I see now that I made a mistake rolling on the "wet" column for landmarks in a grassland terrain, but I think I can still make it all work.
Baker's Pool - Actually a lake, long and kidney-shaped with the concave bank facing East. The north end terminates in a high promontory-cliff of dusty sandstone, in the escarpments of which sprout many examples of opuntia chlorotica and towering carnegiea gigantea from which it takes the name "cape cactus." The north side of the escarpment is difficult to approach, with many protruding and strange sandstone monoliths.

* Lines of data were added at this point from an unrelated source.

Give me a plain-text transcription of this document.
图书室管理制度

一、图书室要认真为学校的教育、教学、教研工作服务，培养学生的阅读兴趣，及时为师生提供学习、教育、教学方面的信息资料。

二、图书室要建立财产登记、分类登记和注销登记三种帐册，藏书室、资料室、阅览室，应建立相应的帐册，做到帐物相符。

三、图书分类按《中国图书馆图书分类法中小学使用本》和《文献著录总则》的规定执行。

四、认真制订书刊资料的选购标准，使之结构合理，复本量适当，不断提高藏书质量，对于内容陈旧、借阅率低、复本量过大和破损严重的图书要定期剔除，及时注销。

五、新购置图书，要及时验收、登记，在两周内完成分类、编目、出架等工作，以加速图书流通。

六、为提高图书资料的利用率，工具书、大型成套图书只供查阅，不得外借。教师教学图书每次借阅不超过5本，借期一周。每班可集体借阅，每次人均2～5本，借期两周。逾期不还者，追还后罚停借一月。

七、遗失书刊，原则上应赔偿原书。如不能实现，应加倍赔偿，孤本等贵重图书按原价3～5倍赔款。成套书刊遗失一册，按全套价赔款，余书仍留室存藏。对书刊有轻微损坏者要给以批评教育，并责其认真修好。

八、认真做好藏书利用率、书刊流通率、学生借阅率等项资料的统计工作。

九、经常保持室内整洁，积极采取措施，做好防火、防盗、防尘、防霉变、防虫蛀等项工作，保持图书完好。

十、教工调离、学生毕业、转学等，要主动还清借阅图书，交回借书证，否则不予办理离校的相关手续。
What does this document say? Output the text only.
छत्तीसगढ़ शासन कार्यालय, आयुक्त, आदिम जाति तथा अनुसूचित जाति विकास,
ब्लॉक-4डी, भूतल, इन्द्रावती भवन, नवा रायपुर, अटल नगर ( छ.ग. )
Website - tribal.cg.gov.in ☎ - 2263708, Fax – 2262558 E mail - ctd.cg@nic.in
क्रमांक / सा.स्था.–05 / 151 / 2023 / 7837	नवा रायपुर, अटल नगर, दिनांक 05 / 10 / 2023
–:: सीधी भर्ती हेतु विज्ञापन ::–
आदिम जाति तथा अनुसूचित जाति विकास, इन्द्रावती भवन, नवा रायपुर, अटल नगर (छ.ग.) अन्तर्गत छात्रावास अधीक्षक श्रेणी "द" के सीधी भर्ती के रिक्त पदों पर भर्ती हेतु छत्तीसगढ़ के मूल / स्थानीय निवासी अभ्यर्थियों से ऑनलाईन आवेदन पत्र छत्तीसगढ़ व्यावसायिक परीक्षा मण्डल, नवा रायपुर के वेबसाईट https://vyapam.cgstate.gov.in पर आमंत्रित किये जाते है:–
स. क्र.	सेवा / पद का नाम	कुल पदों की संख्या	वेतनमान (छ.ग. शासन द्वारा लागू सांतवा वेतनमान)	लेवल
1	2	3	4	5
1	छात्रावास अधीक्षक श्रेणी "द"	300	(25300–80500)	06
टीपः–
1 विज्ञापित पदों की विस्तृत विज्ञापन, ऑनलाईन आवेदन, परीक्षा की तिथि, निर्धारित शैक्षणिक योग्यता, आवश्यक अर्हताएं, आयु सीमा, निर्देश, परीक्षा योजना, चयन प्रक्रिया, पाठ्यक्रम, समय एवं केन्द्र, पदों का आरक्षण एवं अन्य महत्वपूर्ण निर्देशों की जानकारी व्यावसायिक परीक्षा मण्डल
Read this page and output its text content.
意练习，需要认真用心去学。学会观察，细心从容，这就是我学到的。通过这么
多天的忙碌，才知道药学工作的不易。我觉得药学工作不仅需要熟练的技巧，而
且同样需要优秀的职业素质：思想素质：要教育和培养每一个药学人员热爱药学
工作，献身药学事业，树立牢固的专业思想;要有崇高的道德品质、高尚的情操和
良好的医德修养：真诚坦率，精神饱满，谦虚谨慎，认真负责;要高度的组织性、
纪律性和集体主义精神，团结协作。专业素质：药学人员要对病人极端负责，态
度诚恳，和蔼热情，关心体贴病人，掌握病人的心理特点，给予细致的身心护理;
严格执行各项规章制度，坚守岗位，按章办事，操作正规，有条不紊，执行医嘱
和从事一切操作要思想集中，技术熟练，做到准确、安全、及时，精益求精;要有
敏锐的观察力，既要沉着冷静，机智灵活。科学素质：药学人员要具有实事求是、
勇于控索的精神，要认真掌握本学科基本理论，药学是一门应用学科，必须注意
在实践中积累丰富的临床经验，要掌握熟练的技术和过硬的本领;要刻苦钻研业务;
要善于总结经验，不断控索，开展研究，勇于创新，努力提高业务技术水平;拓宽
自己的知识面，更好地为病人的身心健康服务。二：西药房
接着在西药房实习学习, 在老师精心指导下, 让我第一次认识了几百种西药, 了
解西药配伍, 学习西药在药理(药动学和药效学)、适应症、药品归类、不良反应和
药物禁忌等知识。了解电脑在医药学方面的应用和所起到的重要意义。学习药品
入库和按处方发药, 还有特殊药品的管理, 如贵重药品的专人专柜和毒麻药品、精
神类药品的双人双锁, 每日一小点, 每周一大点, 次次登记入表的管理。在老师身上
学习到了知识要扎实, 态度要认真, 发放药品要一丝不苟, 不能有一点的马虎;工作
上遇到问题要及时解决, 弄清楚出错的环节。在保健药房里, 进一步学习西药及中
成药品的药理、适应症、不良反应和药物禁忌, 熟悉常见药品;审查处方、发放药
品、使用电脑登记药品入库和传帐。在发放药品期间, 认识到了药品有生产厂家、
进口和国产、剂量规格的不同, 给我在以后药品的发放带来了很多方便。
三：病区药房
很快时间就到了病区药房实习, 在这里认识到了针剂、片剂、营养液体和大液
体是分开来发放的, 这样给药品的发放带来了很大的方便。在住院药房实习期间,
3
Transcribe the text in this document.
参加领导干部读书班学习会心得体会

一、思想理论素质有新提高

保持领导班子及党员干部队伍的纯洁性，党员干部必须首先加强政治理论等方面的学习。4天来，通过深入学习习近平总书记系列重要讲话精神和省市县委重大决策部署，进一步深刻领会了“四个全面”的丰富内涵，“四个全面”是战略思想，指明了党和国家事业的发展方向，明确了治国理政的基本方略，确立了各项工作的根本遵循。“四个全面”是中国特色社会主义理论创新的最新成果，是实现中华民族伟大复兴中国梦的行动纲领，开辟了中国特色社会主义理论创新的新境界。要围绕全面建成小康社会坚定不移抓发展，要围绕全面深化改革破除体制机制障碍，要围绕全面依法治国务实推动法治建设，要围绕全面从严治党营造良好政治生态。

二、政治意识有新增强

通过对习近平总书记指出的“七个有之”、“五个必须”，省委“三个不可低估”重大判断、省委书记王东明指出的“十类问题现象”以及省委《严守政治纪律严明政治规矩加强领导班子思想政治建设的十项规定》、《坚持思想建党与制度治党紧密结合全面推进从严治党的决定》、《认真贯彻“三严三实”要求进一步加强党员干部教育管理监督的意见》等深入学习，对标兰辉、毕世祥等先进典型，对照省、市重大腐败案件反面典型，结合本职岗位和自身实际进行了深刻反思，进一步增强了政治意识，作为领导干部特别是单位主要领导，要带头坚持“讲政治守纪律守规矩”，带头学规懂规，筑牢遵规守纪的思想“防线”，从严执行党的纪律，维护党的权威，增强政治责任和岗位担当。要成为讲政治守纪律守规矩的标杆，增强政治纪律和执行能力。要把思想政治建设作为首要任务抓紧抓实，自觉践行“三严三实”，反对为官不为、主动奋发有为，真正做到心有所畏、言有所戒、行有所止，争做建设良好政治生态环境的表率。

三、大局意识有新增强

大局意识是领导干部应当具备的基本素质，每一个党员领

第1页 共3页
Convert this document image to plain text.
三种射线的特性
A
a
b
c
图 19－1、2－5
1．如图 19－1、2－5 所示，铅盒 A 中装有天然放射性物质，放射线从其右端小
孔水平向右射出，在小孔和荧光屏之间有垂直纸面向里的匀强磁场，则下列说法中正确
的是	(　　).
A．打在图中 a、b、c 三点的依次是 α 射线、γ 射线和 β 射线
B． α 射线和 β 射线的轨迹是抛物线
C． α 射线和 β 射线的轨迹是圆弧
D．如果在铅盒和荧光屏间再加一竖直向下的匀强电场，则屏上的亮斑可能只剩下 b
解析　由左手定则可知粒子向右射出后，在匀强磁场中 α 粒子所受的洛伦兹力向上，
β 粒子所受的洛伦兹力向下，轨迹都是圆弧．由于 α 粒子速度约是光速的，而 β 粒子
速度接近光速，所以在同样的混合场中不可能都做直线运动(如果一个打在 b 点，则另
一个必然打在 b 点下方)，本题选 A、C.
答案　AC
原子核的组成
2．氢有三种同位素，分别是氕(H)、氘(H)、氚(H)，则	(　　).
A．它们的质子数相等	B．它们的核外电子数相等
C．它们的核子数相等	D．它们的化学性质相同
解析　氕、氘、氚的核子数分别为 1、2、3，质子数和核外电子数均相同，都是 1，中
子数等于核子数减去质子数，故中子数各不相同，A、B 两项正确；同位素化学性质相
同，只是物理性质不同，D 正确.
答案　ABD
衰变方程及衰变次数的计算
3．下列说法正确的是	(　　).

Baker's Pool flows out of caves at the foot of the cliff, and as one proceeds south a little more than a mile it grows shallower, the water more still and fetid. It is the single greatest watering hole known to the Ghost Cattle (only persnickety scholars insist on the name Phase-Oxen), although they must pass through dangerous stands of box elder and hardy juniper where the Canopy Owls lurk in bands. By the lake's eastern shore they mate, and their annual migration makes Baker's Pool one of the termination points of the Thunderfolk's wandering circuit. A small permanent community of Thunderfolk is built up on the west shore mainly consisting of a dozen smithies, giving it the name of Iron Town (although most native metal produced by the Thunderfolk are bronze alloy, as the Purple Plains have a few seams of copper and tin but very little iron. Any steel items owned by a Thunderfolk band will have been traded for, but they make many ornaments, harness bits, and nails from bronze, as well as the sharp, curved swords they call Horse-Cutters).